Wednesday 22 April 2015

Thursday


For Time:

20 x Burpee Bar Touch
30 x Shoulder to Overhead (L1 30/20, L2 40/30, L3 50/40)
40 x Wall Balls
50 x Abmat Situps
40 x Box Jumps
30 x Power Cleans
20 x Burpee Bar touch

Tuesday 21 April 2015

Wednesday


5 RFT

400m (L1 200m)
10 x Deadlifts @ 60% 1RM
30 x Double Unders

Monday 20 April 2015

Tuesday


For Time:

21 - 18 - 15 - 12 - 9 - 6 - 3

Thrusters (L1 30/20, L2 & L3 40/30)
KB Swings (L1 16/12, L2 24/16, L3 32/24)

20 minute cut-off.

Sunday 19 April 2015

Monday

AMRAP 9:

10 x Squat Cleans (or power clean + front squat) @ 60% 1RM
10 x Bar Facing Burpees

AMRAP 6:

10 x Toes to Bar
10 x Box Jumps

AMRAP 3:

Max Distance in metres - Overhead Plate walking lunge (10/5kg, 15/10kg, 20/15kg)
1m = 1 rep.

Record total reps for all 3 AMRAPs.

Thursday 16 April 2015

Friday

Partner WOD:

Amrap 20:

Partner A)
10 x Wall Balls then 200m run carrying wall ball

Whilst

Partner B)
1 x Bar or Ring Muscle Up (3 x C2B pull-ups or 3 x Pullups)
3 x HSPU (6 x Push ups)
9 x Hang Power Snatches (L1 30/20, L2 40/30, L3 50/40)
12 x Box Jumps

Rest and swap, once both athletes have completed required reps.

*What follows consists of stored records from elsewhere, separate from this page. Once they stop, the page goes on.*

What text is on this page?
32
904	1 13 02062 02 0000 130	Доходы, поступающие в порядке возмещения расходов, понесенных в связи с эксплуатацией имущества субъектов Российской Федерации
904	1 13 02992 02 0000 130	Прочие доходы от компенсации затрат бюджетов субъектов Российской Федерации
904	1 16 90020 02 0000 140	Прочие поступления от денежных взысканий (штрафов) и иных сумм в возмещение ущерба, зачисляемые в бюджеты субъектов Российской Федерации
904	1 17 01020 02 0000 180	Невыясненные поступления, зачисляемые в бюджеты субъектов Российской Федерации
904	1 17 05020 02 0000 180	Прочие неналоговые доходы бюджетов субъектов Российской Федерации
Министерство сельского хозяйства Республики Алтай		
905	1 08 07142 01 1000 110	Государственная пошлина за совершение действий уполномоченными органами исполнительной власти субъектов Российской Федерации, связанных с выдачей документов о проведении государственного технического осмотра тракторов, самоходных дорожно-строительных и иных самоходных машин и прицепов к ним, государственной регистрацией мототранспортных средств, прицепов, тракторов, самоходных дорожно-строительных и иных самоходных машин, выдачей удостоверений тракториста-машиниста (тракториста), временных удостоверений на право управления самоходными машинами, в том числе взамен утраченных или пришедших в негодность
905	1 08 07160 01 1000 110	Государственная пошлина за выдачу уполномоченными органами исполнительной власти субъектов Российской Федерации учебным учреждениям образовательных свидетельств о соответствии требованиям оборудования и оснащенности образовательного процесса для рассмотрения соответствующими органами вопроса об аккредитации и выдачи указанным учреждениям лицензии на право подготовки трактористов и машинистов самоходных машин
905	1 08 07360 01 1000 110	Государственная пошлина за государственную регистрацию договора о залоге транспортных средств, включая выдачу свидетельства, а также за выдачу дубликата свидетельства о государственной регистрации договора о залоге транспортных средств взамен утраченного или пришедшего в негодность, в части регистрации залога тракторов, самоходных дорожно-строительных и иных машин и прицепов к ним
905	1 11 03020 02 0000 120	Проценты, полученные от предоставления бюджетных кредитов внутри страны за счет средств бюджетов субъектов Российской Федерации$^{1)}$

Evening WOD will be at 6pm instead of 6:30pm due to BBQ.



Wednesday 15 April 2015

Thursday


A) "CrossFit Total"

Total combined weight for:

1RM Press
1RM Back Squat
1RM Deadlift

Or

B) Total combined weight for:

1RM Weighted Push-up
1RM Weighted Strict Pull Up
1RM  Weighted Ring Dip

Tuesday 14 April 2015

Wednesday


"De-load Week"

Gymnastics Skills:

5 Rounds for Quality

Max HSPU or Handstand Walk
5 x Ring Dips
Max Toes to Bar
Rest as required

Monday 13 April 2015

Tuesday

De-load Week:

Power Snatch: 3-3-2-2-1-1
Power Clean: 3-3-2-2-1-1

Sunday 12 April 2015

Monday

De-load Week

a) 15 minutes: Work to a 3RM of either Back, Front or Overhead Squat

b) OTMEM 12:

Odds - 6 x Squats at 75% 3RM
Evens - 4 x Strict Burpee Box Jumps

Thursday 9 April 2015

Friday


"Partner WOD"

AMRAP 20:

200 x Wall Balls

Partners may alternate as required but must change positions with the ball in mid-air. If the ball hits the ground or 1 x person pauses, both people must run 200m then continue with their reps.

50 x Burpees

Partners may alternate as required but 1 person must be completing the movement at all times. If there is a pause, both people must run 200m then continue with their reps.

25 x Wall Walks

Partners may alternate as required but 1 person must be completing the movement at all times. If there is a pause, both people must run 200m then continue with their reps.

If you complete entire reps within the 20 minutes, start again with the wall balls with the same rules applying.